The following year Wogan received a letter from Charles Edward Stuart, the Young Pretender, seeking Wogan's assistance for the Prince's projected invasion of Scotland (the 1745 Jacobite rising). Wogan went to the Spanish Court where he obtained financial and material support. He was promoted to the rank of brigadier-general and commanded a contingent of Irish officers in the Spanish service who were sent to France to take ship for Scotland in order to join the Prince. In 1746 the Chevalier Wogan was with Henry, Cardinal Duke of York at Dunkirk, in the hope of being able to join Charles Edward.

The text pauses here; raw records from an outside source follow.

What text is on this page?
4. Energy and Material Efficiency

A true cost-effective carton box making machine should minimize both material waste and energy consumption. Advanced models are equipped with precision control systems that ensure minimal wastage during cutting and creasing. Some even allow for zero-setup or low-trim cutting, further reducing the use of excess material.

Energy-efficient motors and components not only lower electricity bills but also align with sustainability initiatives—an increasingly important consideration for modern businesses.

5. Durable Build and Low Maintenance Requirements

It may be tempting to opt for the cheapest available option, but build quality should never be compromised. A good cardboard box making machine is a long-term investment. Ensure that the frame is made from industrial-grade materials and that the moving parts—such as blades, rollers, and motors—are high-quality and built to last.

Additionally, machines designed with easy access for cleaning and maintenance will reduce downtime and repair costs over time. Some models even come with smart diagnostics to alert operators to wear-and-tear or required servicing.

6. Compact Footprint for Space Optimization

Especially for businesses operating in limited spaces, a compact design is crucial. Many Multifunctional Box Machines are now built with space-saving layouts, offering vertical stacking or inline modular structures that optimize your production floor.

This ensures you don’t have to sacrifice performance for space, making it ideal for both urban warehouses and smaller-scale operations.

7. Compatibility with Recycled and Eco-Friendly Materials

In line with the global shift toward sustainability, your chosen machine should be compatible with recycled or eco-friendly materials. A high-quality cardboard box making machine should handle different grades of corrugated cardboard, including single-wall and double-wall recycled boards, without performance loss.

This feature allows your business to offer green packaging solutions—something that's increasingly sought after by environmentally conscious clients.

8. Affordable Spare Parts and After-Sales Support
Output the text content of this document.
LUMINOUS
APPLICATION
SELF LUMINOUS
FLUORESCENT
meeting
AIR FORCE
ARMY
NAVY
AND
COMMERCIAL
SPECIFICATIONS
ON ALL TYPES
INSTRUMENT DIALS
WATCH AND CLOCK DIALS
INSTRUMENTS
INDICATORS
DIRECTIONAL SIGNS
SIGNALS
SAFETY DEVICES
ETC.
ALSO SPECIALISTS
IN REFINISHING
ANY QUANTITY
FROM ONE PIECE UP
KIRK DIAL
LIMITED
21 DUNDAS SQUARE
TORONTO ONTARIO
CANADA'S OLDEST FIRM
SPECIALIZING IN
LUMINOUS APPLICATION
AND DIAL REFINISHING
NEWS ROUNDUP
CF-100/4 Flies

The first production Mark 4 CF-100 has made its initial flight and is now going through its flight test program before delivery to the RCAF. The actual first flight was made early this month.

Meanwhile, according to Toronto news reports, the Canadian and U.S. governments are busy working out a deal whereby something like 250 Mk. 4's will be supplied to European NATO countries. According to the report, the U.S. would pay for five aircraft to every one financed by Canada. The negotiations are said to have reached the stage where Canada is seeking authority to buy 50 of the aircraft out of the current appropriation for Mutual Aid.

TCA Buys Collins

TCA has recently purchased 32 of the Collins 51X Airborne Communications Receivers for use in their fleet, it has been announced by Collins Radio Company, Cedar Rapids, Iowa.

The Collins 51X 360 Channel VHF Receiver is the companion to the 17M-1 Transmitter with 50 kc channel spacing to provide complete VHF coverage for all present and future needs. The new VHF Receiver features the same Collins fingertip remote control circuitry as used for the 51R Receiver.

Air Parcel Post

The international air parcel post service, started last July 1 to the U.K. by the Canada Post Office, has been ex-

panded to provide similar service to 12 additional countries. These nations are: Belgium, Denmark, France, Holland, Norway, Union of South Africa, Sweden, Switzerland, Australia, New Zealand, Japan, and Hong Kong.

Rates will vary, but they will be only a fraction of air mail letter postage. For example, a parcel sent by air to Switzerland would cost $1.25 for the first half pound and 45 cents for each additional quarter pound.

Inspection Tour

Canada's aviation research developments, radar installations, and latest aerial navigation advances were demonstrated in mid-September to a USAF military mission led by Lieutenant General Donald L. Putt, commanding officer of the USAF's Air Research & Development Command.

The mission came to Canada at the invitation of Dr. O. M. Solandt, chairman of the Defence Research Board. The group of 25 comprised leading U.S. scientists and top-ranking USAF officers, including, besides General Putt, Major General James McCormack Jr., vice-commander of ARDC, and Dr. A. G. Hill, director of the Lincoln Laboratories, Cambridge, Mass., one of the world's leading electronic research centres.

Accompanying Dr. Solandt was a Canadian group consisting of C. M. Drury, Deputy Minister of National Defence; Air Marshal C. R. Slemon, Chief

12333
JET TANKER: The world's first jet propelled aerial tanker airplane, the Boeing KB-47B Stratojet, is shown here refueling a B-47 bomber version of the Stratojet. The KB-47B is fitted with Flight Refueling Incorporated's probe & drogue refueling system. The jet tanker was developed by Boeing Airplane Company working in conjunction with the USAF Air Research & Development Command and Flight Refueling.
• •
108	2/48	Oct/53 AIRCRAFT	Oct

The collapse of the rising meant that Wogan never arrived in Scotland. He was recalled to Spain where he resumed his post of corregidor at San Clemente.

==Last years and death==
Wogan stepped down from the position of corregidor of San Clemente a few years after his return to Spain in 1746 and was posted to the staff of the garrison of Barcelona in 1750. He died there in 1754.

==Correspondence==
In 1732 Wogan sent to Jonathan Swift a parcel of his writings with a view to their publication. Swift wrote him in return a letter deploring that he did not see his way to get Wogan published: "Dublin booksellers", he says, "have not the least notion of paying for copy." On 27 February 1733 Wogan despatched to Swift, in his capacity as the "mentor and champion of the Irish nation," a long collection of grievances and a cask of Spanish wine, which Swift acknowledged in another letter.

In correspondence with Swift, Wogan claimed an early friendship with Alexander Pope (1688-1744) and the Irish poet, Thomas Parnell (1679-1718). In detail, Wogan and Swift shared a 'retreat' in Windsor Forest for two or three summers (during that time, Wogan, as he stated, helped Pope dress fashionably, and took him to Will's Coffee House); and Wogan was a friend and neighbour of Parnell, probably while Parnell was resident in London, from 1711 or 1712.